Мягко, неслышно пошел снег, стало быстро смеркаться. Пропадали в снежных кружевах очертания берега, далекого леса, глохли в сознании последние звуки. Павел, истекая кровью, слабея с каждой минутой, тихонько полз берегом Дона, оставляя на снегу алый глубокий след…

* * *

Дня через три к бабке Секлетее, квартирной хозяйке Вереникиной, пришли какие-то подростки, мальчик и девочка. Девочка плакала, говорила, что на их хуторе совсем нечего есть и кормить их с братом некому: отца убили еще в гражданскую, мать умерла десять дней назад, схоронили всем миром соседи, а им с Тимошей пришлось идти побираться. Спасибо, в Калитве люди отзывчивые: кто кусок хлеба даст, кто картошки, они кое-что насобирали по дворам, теперь, может, на неделю и хватит.

Секлетея, подперев голову сухим, сморщенным кулачком, жалостливо слушала подростков, смахивала слезы: да, сколько горя коммунисты эти принесли — и войну устроили, и теперь народ мучают, хлеб отымают у крестьянина. Изверги! И как только бог терпит их на земле?!..

Секлетея посадила подростков за стол, налила им горячих пустых щей, велела есть, выставила и чугунок вареной картошки. Позвала постоялицу, но Катя отказалась, не чувствовала голода — не до еды было. Мучила неизвестность, неопределенность ее положения, надо было что-то делать — шел уже, наверное, обоз с оружием для Колесникова, а она ничего не могла предпринять.

Подростки тихо рассказывали о своем житье-бытье, с аппетитом уписывали картошку. Девочка чистила кожуру тонкими, прозрачными пальцами, подавала мальчику, а тот, склонив к столу лобастую темноволосую голову, ел.

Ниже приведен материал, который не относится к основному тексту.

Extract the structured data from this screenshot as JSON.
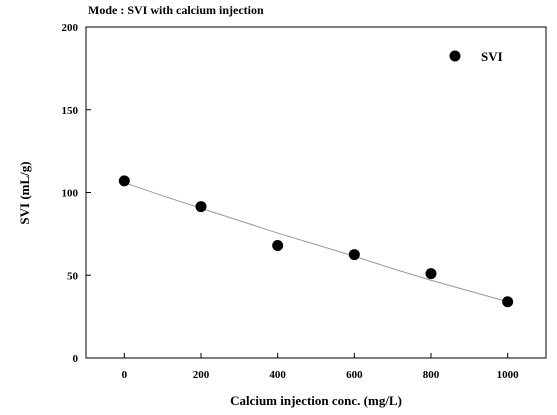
{
  "chart_data": {
    "type": "scatter",
    "title": "Mode : SVI with calcium injection",
    "xlabel": "Calcium injection conc. (mg/L)",
    "ylabel": "SVI (mL/g)",
    "xlim": [
      -100,
      1100
    ],
    "ylim": [
      0,
      200
    ],
    "xticks": [
      0,
      200,
      400,
      600,
      800,
      1000
    ],
    "yticks": [
      0,
      50,
      100,
      150,
      200
    ],
    "grid": false,
    "legend_position": "top-right",
    "series": [
      {
        "name": "SVI",
        "marker": "filled-circle",
        "color": "#000000",
        "x": [
          0,
          200,
          400,
          600,
          800,
          1000
        ],
        "y": [
          107,
          91.5,
          68,
          62.5,
          51,
          34
        ]
      }
    ],
    "trendline": {
      "type": "curve",
      "color": "#9a9a9a",
      "x": [
        0,
        100,
        200,
        300,
        400,
        500,
        600,
        700,
        800,
        900,
        1000
      ],
      "y": [
        106,
        98,
        90.5,
        83,
        75.5,
        68.5,
        61.5,
        54,
        47,
        40.5,
        34
      ]
    }
  }
}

Катя вышла к ним, и подростки первыми поздоровались с нею: смущенные ее появлением, отложили было еду, но Катя сказала, чтобы они не обращали на нее внимания, стала спиной к печи, накинув на плечи вязаный платок — бабка Секлетея не очень-то жаловала свою постоялицу теплом. Греясь, наблюдала за подростками, вслушивалась в то, что говорила Таня, жалела их — вот действительно ни отца ни матери не осталось, ходи по дворам, побирайся. Но вспомнила и своих братишек и сестренок, у самой сжалось сердце — что бы она делала, если б не Советская власть, если б не помогли ей определить ребятишек в детский дом?

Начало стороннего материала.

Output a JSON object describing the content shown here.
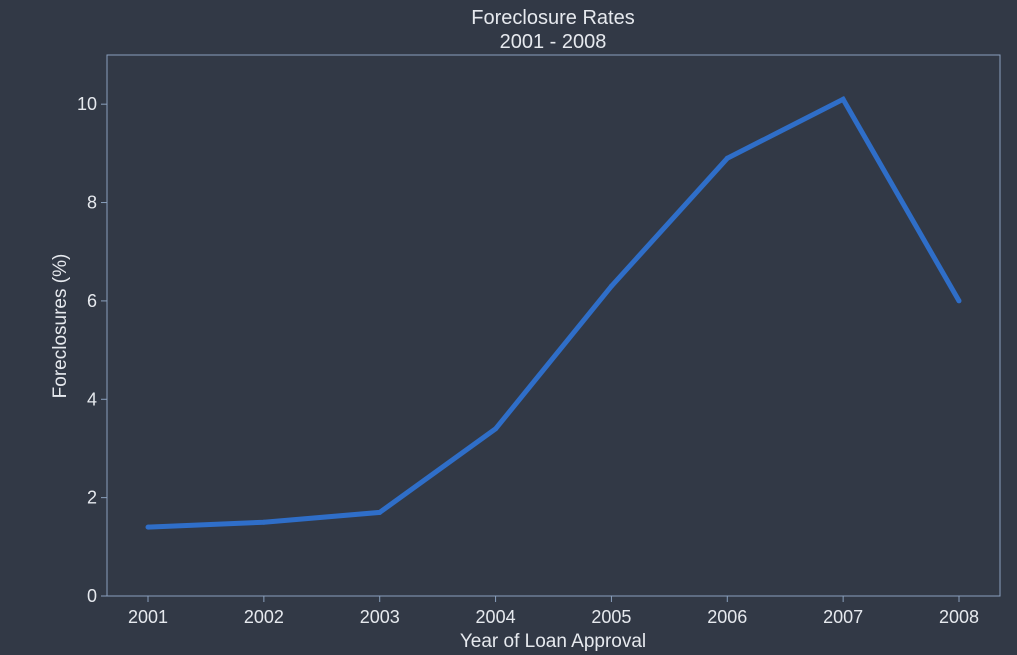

Катя заметила, что Тимоша как-то странно, очень выразительно смотрит на нее… У нее дрогнуло сердце: неужели эти ребята…

— Сидай и ты, Катерина, — снова позвала Секлетея, и Катя пошла к столу, но ела вяло, неохотно. Квартирная хозяйка дотошно расспрашивала Таню о родителях и других родственниках; оказалось, что больше никого у подростков нет, живи как хочешь. Хата пустая, живности на дворе тоже давно не стало, все поприели, кончилась и картошка. Теперь вот одна надежда на добрых людей.